Trade deals: Toxic talks

Critics claim that international arbitration has morphed into a weapon that multinationals wield to threaten and influence
Australia’s insistence that cigarettes be sold in drab olive packaging with warning labels featuring tar-stained lungs and malignant tumours set a precedent for public health officials around the world. With a substantial decrease in the number of Australians lighting up and other countries such as France, Ireland and the UK poised to follow suit, the health policy battle seems largely won.But the impact of Australia’s 2011 plain packaging law is reverberating far beyond the world of public health. The battle provoked by the law change has strayed in to global trade and investment policy.

Shortly after the measure passed parliament, the tobacco industry began a legal assault that continues to this day. Cigarette makers filed a suit in Australia calling the new law unconstitutional. Countries such as Indonesia and Ukraine – siding with the tobacco industry – brought cases against Australia in the World Trade Organisation, arguing that it violated global trade rules.

But the industry also took a second, more unconventional legal avenue. In June 2011, shortly after the law was agreed, tobacco group Philip Morris International  invoked the dispute clause in a 1993 investment treaty between Australia and Hong Kong. Unless an “amicable settlement” could be found, it said, it would circumvent the Australian legal system and seek compensation before an international arbitration panel for what it called the government’s “expropriation” of its intellectual property.

By neutering its brands, Australia had destroyed the value of its investments in the country , the tobacco company claimed, adding: “Legal action is not a course we take lightly, but the government has unfortunately left us with no other option.”

The case remains un resolved.
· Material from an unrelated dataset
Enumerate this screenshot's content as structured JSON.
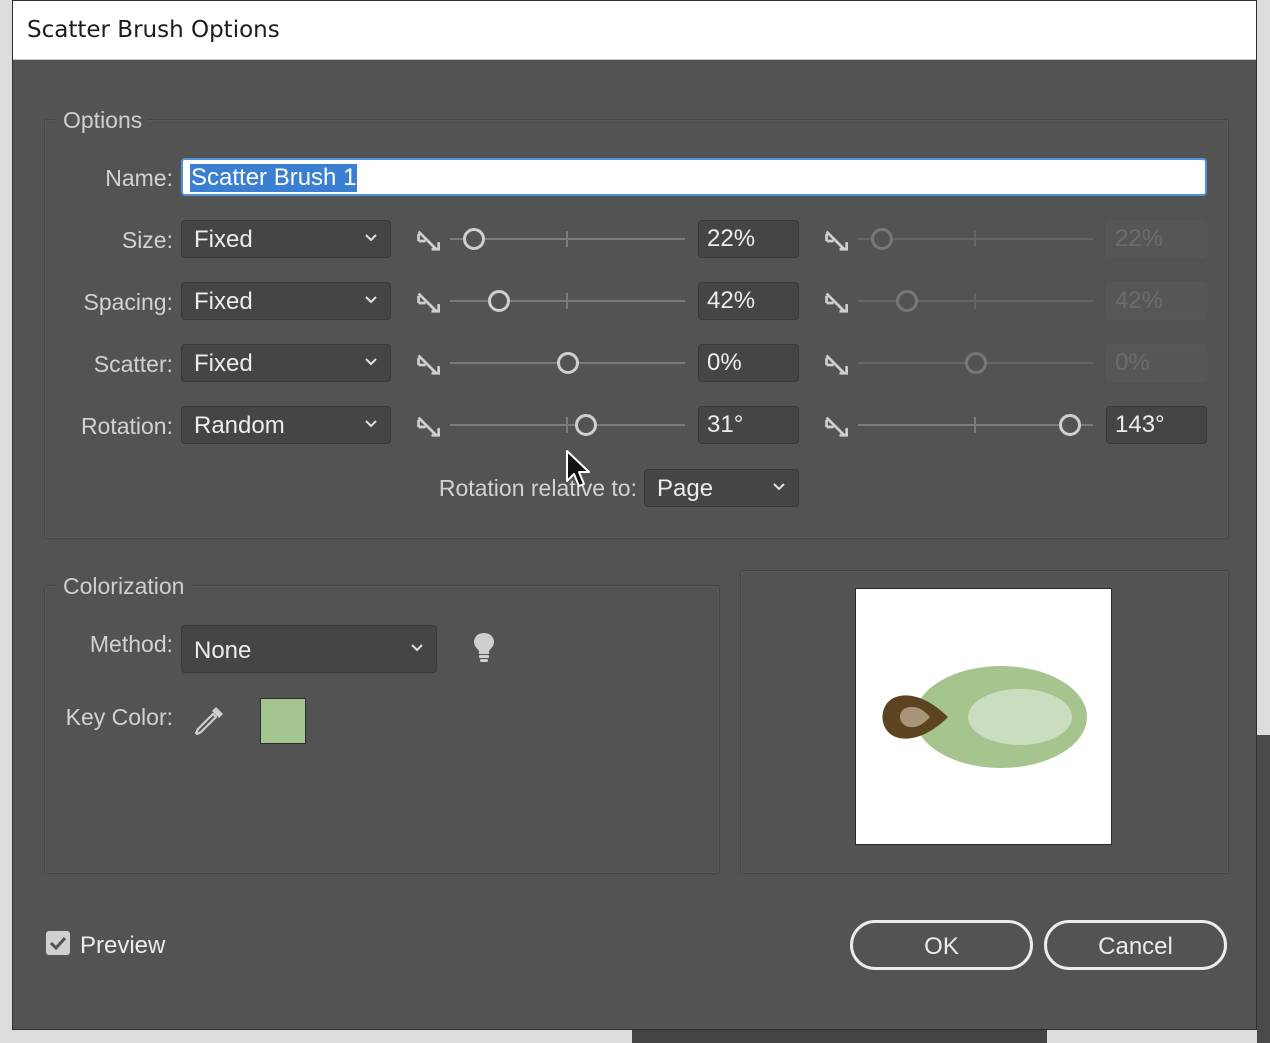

But its importance has grown in the past three years amid an escalating global debate over the role international arbitrators should play in deciding, or resolving, investment disputes between countries and multinational companies.

Business groups insist the global arbitration system, in place for more than 50 years and shaped, by some 4,000 bilateral investment treaties, offers legal protections to foreign investors. Without it, they say, investors are vulnerable to local court systems and the whim of governments.

However, a growing number ofcritics point to a surge in cases over the past decade arguing the system has morphed from a legitimate way for foreign investors to challenge extreme injustices such as expropriations, into a way for them to threaten, or influence, government regulations and even policy.

In the past year Indonesia and South Africa – both of which have been on the receiving end of punitive judgments in investor arbitration cases – have said they would either end, or allow to expire, all their bilateral investment treaties containing such dispute clauses.

The threat comes as the US, EU, Japan and other big economies seek to complete trade agreements that include protections for investors. The debate looms large over the EU-US trade talks. It casts an even longer shadow over investment negotiations with China, where foreign companies are coming under increasing – and some argue unfair – regulatory scrutiny even as Beijing complains about the treatment its own companies receive overseas.

The debate is at its most lively in Europe, where the European Commission is wading through more than 150,000 submissions after a public consultation on its plans to include what is technically known as an “investor-state dispute settlement” or ISDS, in the US agreement. Germany has already said it will seek to strip out the right of foreign investors to seek international arbitration from an EU trade deal nearing conclusion with Canada and the far-bigger one being negotiated with the US.

How in the world can the US and Europe expect the rest of the world to be bound by investment rules if they are not?

When Cecilia Malmström, the Swede set to become the EU’s next trade commissioner, appeared before the European Parliament for her confirmation hearing last week she spent most of it fending off questions on ISDS.

“It is indeed a very toxic issue in this parliament and elsewhere,” Ms Malmström told the international trade committee.

In the hearing she suggested the ISDS mechanism could be left out of the pact with the US, but made clear that she believed they were a legitimate means of settling commercial disputes.

“I agree that there are problems with ISDS because there have been abuses,” she told the trade committee. “But [investment treaties] exist. We can’t just think them away globally.”

American officials remain convinced of the need to include investment protections in any transatlantic pact. They also insist – as does Ms Malmström – that the goal is to close loopholes in existing bilateral deals and set a high standard for future trade agreements.

James Bacchus, a former Florida congressman who heads the International Chamber of Commerce’s committee on investment policy, says the system works better than its critics allow. While opponents have latched on to cases such as Philip Morris’ against Australia the fact is, Mr Bacchus says, that most rogue cases do not succeed.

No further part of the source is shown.